Bean is probably best known for the work in systematic ichthyology that he did while in Washington, particularly in collaboration with Goode. The pair wrote 39 papers together, culminating in Oceanic Ichthyology (1896). They were the beneficiaries of the extensive survey and collecting activities being done by Fish Commission vessels in the poorly explored deep waters off the coast of North America. Bean was also an authority on the fishes of Pennsylvania, New York, Bermuda, and Alaska. Most of his later papers dealt with fish culture, and at the time of his death he was considered the nation’s premier authority on that subject. He was also a dedicated educator, from his early teaching days in Pennsylvania to his work on the great international exhibitions and his many popular articles and lectures on fishes, forestry, and conservation. Bean was a pioneer in the growth of American ichthyology in the post-Civil War years and by the end of his life was one of its most respected and honored members.

Professional positions

  • Principal, Smyrna Seminary in Delaware, 1869-1870
  • Principal, Wilkes-Barre High School in Pennsylvania, 1870–1874
  • Assistant in Ichthyology, Smithsonian Institution, 1878
  • Curator of Fishes, U.S. National Museum, 1879–1888
  • Ichthyologist, U.S. Fish Commission, 1888–1892
  • Honorary Curator of Fishes, U.S. National Museum, 1889–1905
  • Assistant in Charge of Fish Culture, U.S. Fish Commission, 1892-1895
  • Director, New York Aquarium in Battery Park, 1895–1898
  • Acting Curator of Fishes, American Museum of Natural History, 1897
  • Director of Fishery and Forestry exhibits, Universal Exposition, Paris, France, 1900
  • Chief, Departments of Fish and Game and Forestry, Louisiana Purchase Exposition, St. Louis, Missouri, 1904
  • Fish Culturist, New York State, 1906–1916.
  • Eponymy

    The genus Tarletonbeania of lanternfishes was named after him by Rosa Smith Eigenmann and Carl H. Eigenmann in 1890.
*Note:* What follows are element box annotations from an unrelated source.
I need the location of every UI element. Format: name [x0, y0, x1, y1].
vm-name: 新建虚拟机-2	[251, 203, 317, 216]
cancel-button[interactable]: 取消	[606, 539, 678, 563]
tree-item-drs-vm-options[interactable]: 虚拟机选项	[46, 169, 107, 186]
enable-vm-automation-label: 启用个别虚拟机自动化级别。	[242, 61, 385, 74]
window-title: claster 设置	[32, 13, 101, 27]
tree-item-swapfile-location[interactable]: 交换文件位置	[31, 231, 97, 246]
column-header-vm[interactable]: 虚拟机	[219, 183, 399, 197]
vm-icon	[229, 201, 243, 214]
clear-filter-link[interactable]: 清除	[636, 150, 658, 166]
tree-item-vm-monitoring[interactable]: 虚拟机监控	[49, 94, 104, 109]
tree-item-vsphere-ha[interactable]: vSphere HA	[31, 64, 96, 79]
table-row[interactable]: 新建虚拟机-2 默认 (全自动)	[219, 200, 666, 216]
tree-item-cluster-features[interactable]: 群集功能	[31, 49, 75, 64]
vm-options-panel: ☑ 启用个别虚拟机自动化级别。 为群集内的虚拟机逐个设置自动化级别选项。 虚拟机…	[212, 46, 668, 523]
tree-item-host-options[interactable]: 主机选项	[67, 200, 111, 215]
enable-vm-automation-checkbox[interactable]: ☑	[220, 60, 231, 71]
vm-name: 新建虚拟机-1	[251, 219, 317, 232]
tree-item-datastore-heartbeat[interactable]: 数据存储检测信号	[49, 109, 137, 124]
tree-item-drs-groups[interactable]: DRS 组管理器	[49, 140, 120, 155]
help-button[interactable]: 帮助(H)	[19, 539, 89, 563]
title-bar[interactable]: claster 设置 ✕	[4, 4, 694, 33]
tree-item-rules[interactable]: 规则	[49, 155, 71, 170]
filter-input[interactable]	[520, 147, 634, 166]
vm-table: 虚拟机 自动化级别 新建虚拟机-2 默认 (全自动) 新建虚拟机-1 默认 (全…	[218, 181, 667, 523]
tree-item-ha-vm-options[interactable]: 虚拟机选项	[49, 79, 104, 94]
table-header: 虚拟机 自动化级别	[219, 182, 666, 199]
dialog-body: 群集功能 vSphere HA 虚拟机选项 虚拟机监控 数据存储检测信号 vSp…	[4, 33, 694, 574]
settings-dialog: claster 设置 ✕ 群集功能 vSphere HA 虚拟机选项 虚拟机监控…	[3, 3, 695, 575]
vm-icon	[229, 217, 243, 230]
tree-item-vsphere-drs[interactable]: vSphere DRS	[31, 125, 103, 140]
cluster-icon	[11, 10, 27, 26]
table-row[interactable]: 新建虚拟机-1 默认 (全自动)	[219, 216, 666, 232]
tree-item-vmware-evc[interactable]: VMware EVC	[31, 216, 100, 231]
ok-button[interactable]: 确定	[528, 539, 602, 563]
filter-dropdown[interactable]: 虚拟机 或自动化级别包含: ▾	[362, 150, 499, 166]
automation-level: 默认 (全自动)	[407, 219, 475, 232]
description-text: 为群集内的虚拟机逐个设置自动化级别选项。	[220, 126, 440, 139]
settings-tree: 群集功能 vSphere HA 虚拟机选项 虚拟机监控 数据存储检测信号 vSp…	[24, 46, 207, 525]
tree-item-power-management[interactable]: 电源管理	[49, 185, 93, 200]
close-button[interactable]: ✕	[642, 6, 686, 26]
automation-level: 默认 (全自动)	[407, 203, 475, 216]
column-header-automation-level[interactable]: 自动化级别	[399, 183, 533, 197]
    Species named after him include:

  • Naked sand darter, Ammocrypta beanii Jordan, 1877.
  • Atherinella beani (Meek & Hildebrand 1923).
  • Green guapote, Cichlasoma beani (Jordan, 1889).
  • Ctenolucius beani (Fowler, 1907).
  • Ophidion beani Jordan & Gilbert, 1883.
  • Deepwater dab, Poecilopsetta beanii (Goode, 1881).
  • Bean's searobin, Prionotus beanii Goode, 1896.
  • Bean's bigscale, Scopelogadus beanii (Günther, 1887) (synonym: Plectromus beanii).
  • Bean's sawtoothed eel, Serrivomer beanii Gill & Ryder, 1883.